Bien souvent, les gens dits « de gauche », selon moi, attaquent le libéralisme d’un côté, mais le défendent de l’autre. Leur position n’est donc, à mon sens, pas totalement crédible. La réflexion anti-libérale n’est pas poussée à bout. Car on ne les entend jamais, ou trop rarement, s’inquiéter de l’eugénisme, de l’homme augmenté, du commerce des mères porteuses, de l’augmentation des divorces, des familles décomposées, de la ridicule théorie du genre, etc. Pourquoi ? Parce ce que ce n’est pas dans l’ADN de cette gauche-là. Parce que, selon cette gauche, ce sont les « réacs de droite » qui pensent cela.
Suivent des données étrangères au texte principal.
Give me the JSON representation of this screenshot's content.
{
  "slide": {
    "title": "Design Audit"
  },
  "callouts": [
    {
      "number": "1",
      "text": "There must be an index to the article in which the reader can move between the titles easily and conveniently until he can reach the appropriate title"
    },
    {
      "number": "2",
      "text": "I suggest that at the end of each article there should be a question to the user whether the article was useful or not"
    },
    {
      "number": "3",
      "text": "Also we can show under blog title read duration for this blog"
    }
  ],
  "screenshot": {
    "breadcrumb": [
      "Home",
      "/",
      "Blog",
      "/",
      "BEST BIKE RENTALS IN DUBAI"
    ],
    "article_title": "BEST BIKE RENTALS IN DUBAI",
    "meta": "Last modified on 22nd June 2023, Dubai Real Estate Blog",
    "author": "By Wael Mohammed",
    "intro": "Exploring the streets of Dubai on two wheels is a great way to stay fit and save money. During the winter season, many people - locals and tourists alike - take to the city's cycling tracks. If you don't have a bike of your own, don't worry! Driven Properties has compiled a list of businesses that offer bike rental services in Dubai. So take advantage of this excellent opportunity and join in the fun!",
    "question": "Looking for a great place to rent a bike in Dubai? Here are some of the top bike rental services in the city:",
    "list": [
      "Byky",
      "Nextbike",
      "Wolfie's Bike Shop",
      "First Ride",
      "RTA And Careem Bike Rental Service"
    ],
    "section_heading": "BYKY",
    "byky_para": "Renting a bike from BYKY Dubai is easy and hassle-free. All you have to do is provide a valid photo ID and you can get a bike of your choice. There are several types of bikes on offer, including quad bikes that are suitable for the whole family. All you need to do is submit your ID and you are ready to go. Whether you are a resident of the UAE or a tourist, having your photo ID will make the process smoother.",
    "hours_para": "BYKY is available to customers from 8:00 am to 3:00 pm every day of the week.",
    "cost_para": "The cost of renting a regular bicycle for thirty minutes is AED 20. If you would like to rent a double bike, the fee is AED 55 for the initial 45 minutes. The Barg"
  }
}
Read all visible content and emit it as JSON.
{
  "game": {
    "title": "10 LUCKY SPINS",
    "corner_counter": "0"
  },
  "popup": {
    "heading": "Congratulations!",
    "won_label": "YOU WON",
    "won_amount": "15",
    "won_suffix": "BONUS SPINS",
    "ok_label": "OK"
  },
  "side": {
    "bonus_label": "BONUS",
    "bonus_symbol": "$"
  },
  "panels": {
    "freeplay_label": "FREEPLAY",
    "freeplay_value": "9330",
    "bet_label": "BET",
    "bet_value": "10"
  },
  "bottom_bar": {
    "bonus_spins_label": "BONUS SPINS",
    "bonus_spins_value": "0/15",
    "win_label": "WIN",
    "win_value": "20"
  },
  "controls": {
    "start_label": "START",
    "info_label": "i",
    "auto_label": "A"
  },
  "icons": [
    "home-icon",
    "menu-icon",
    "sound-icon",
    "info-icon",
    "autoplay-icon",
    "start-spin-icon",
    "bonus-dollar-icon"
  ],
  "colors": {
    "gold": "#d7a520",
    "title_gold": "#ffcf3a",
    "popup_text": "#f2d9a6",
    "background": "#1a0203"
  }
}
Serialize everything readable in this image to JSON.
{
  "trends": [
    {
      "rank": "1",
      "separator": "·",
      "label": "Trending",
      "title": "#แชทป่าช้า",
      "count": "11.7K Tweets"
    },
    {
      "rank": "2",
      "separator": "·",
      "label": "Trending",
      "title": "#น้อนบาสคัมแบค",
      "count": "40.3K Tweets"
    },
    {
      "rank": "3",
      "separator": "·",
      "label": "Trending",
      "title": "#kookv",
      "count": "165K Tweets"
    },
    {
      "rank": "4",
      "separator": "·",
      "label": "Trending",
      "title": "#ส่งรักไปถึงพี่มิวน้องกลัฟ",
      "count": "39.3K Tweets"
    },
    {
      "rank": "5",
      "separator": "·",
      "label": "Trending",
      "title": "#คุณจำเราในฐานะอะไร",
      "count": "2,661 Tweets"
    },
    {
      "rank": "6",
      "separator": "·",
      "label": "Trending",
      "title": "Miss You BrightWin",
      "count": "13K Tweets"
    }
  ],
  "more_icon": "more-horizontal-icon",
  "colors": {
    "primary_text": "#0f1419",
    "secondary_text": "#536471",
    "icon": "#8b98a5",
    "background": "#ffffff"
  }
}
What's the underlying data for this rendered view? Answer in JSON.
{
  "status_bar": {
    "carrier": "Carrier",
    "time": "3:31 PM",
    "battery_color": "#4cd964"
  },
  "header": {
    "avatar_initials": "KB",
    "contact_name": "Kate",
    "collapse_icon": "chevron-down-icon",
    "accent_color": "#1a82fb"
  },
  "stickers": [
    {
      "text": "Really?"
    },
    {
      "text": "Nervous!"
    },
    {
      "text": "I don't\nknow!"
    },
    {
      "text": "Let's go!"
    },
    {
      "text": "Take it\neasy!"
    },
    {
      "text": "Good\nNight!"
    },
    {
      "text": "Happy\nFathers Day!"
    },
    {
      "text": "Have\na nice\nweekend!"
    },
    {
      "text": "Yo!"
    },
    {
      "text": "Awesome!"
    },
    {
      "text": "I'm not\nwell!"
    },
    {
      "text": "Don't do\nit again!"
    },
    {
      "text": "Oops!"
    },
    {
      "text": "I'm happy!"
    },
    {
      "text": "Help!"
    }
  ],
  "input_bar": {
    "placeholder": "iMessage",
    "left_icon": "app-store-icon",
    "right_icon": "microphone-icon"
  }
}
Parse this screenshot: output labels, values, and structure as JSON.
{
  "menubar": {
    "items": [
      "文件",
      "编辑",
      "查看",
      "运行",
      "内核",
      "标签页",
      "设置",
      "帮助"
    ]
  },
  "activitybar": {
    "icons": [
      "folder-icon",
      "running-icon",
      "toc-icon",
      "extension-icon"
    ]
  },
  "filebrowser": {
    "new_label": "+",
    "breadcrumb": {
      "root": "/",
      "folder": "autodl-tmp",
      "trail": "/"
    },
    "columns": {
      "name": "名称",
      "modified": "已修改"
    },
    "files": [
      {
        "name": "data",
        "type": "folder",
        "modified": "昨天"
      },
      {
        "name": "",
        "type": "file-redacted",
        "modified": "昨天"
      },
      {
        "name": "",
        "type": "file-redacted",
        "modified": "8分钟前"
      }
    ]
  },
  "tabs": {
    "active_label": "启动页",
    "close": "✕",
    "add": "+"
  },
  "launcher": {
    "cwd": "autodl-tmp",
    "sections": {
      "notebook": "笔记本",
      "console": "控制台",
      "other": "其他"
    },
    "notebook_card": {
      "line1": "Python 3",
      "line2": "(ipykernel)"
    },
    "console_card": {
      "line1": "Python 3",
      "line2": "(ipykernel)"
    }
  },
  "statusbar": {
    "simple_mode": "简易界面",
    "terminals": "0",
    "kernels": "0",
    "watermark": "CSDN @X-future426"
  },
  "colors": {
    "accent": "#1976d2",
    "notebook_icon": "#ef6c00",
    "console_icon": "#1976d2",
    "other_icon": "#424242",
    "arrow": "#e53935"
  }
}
Parce que la gauche défend par dessus tout la « liberté individuelle ». Ils ne perçoivent pas que tout cet aspect de leur pensée est contaminé par l’idéologie libérale, qui, je le répète, n’offre pas de liberté individuelle, mais de l’abrutissement généralisé par l’édification d’une société complètement atomisée, où les réseaux de solidarité et d’entraide traditionnels (dont le premier, le plus puissant, le plus salvateur, la famille) sont tout simplement laminés. La gauche est très individualiste, paradoxalement, et elle est ainsi, visiblement sans le savoir, très libérale, et fait puissamment vivre le libéralisme qu’elle dénonce, malgré ses contestations et ses indignations qui pèsent finalement très peu sur le devenir concret de notre société.

Bien sûr, la remarque peut être retournée. Car de la même manière, chez les gens dits « de droite », on défend la famille, mais par ailleurs on défend bien souvent le capitalisme et le libéralisme économique. Parce que les gens de droite sont souvent plutôt bien lotis. Position, à mon sens, intenable. Défendre la famille et les « valeurs », ou encore défendre une certaine vision des « valeurs chrétiennes », est totalement incompatible avec le goût de l’argent, de la réussite sociale, de la compétitivité. Le pape François le rappelle d’ailleurs régulièrement, avec les réactions de rejet que l’on sait dans son propre camp.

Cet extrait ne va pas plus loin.